Recruitment lessons from Joe Brumm, creator of Bluey
Photo credit: Adele Last
Children’s animated series, Bluey, has won over fans and critics globally, with a swag of awards to its credit.
Bluey’s creator, Joe Brumm, was the final presenter at SHAPE 2024 yesterday afternoon (pictured above). He had the audience’s full attention as he shared how the germination of an idea for Bluey flowered into the show that delights kids and adults equally and has won a swag of local and international awards.
After the 2017 pilot episode of Bluey secured Brumm $6 million to produce 52 seven-minute episodes for the ABC and BBC he faced his most important task – recruiting a team of animators.
Brumm spoke briefly about the production process for an episode of Bluey, in which each animator’s work is an average of 10 seconds of screen time per episode.
A more comprehensive version of the production process appears on The Bluey Wikipedia page:
“Approximately fifteen episodes of the series are developed by the studio at any one time across a range of production stages. After story ideas are conceived, the script-writing process takes place for up to two months. The episodes are then storyboarded by artists, who produce 500 to 800 drawings over three weeks while consulting the writer’s script. After the storyboard is finished, a black and white animatic is produced, to which the dialogue recorded independently by voice artists is added. The episodes are then worked on by animators, background artists, designers, and layout teams for four weeks. The entire production team views a near-completed episode of Bluey on a Friday…the(se) viewings developed into test screenings where members of production would bring their family, friends and children to watch the episode. The complete production process for an episode takes three to four months.”
As Bluey is produced entirely at a Brisbane production studio, Brumm’s first recruitment challenge was hiring enough good 2D animators from the local market on a tight budget.
Faced with the reality of recruiting many inexperienced art school graduates Brumm knew the overall quality of each student’s animated films (effectively show reels for the animator’s talent) would be low making it tough from him to distinguish the talent he needed for his 52-episode season.
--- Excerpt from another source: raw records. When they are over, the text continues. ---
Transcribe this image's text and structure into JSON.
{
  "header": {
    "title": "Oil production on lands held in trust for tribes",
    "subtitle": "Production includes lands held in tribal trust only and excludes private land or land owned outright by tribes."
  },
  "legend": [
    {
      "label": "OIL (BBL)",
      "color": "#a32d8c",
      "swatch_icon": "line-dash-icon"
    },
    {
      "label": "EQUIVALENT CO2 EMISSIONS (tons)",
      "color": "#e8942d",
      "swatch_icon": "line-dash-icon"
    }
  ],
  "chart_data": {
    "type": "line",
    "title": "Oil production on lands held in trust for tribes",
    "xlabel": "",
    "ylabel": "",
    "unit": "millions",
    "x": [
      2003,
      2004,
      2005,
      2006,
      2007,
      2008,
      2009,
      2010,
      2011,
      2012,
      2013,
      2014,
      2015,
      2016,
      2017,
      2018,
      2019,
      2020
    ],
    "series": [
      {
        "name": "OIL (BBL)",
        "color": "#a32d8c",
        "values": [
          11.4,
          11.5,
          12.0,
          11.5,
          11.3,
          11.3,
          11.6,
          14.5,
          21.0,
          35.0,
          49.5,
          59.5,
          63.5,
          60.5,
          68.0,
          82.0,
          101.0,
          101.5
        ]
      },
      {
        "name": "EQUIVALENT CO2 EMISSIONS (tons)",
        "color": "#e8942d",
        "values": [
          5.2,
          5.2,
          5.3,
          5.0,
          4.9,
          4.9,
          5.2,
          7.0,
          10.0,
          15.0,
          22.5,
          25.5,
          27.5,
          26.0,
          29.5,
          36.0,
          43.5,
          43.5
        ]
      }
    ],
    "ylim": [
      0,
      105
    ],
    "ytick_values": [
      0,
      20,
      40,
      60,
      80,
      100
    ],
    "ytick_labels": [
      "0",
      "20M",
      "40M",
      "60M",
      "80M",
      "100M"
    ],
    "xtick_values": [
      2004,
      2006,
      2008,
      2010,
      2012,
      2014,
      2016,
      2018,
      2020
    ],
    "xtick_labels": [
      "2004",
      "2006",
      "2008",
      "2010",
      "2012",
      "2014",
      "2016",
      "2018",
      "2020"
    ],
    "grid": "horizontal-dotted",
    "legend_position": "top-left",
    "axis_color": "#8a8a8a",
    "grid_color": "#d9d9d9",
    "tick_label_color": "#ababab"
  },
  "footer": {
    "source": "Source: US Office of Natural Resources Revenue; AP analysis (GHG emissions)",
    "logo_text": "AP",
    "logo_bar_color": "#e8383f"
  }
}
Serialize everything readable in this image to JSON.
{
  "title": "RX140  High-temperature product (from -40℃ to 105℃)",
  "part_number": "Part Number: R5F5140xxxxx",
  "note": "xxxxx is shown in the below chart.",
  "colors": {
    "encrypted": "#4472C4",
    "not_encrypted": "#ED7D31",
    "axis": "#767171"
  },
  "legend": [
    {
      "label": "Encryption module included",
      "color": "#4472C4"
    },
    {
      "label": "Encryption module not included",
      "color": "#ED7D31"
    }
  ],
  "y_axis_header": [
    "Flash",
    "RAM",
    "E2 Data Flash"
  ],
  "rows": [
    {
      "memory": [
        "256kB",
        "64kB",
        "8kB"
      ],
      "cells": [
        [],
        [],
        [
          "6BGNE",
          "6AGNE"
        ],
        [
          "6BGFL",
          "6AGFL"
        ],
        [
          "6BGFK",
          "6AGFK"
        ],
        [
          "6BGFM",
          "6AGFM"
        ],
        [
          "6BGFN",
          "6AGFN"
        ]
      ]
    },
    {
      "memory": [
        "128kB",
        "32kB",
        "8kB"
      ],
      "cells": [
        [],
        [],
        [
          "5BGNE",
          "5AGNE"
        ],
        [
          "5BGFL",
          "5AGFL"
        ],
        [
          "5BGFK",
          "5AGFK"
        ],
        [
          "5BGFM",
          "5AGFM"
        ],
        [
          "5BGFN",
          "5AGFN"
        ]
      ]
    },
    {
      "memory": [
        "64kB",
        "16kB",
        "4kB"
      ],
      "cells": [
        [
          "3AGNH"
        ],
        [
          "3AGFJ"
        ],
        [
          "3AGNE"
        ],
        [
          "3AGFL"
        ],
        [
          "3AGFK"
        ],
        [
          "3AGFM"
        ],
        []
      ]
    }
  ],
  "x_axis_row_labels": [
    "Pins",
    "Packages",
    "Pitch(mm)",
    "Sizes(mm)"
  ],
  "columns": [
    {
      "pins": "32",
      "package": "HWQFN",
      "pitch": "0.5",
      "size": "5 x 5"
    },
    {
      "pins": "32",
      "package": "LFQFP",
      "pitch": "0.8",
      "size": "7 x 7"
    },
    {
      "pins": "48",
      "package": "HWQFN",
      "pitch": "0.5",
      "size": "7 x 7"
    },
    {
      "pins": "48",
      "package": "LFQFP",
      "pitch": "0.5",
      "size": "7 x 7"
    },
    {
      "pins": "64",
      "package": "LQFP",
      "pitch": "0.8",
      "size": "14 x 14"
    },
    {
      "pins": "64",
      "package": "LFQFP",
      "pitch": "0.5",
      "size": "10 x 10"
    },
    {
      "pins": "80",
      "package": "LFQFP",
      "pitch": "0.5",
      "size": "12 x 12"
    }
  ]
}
Brumm looked for a glimpse of what he called “something special” amongst the general mediocrity of these students’ films.
Brumm shared one specific hiring story: one student’s film included a scene of a character walking toward the camera, which Brumm said is one of the most demanding and time-consuming things for an animator to do.
Brumm hired the student primarily on the basis of that few seconds of film as he knew the student not only possessed the necessary artistic talent but also the persistence to complete difficult and demanding work.
The total team nature required for Bluey’s production combined with tight deadlines meant talented but temperamental or undisciplined employees would be both disruptive and costly.
Joe Brumm demonstrated what’s critical in hiring, especially volume hiring of candidates whose existing technical skills are hard to differentiate – a focus on a very small number of key selection criteria, especially the hard-to-train motivation competencies (in his case, persistence and team commitment) that are difficult to assess at interview yet critical for successful job performance.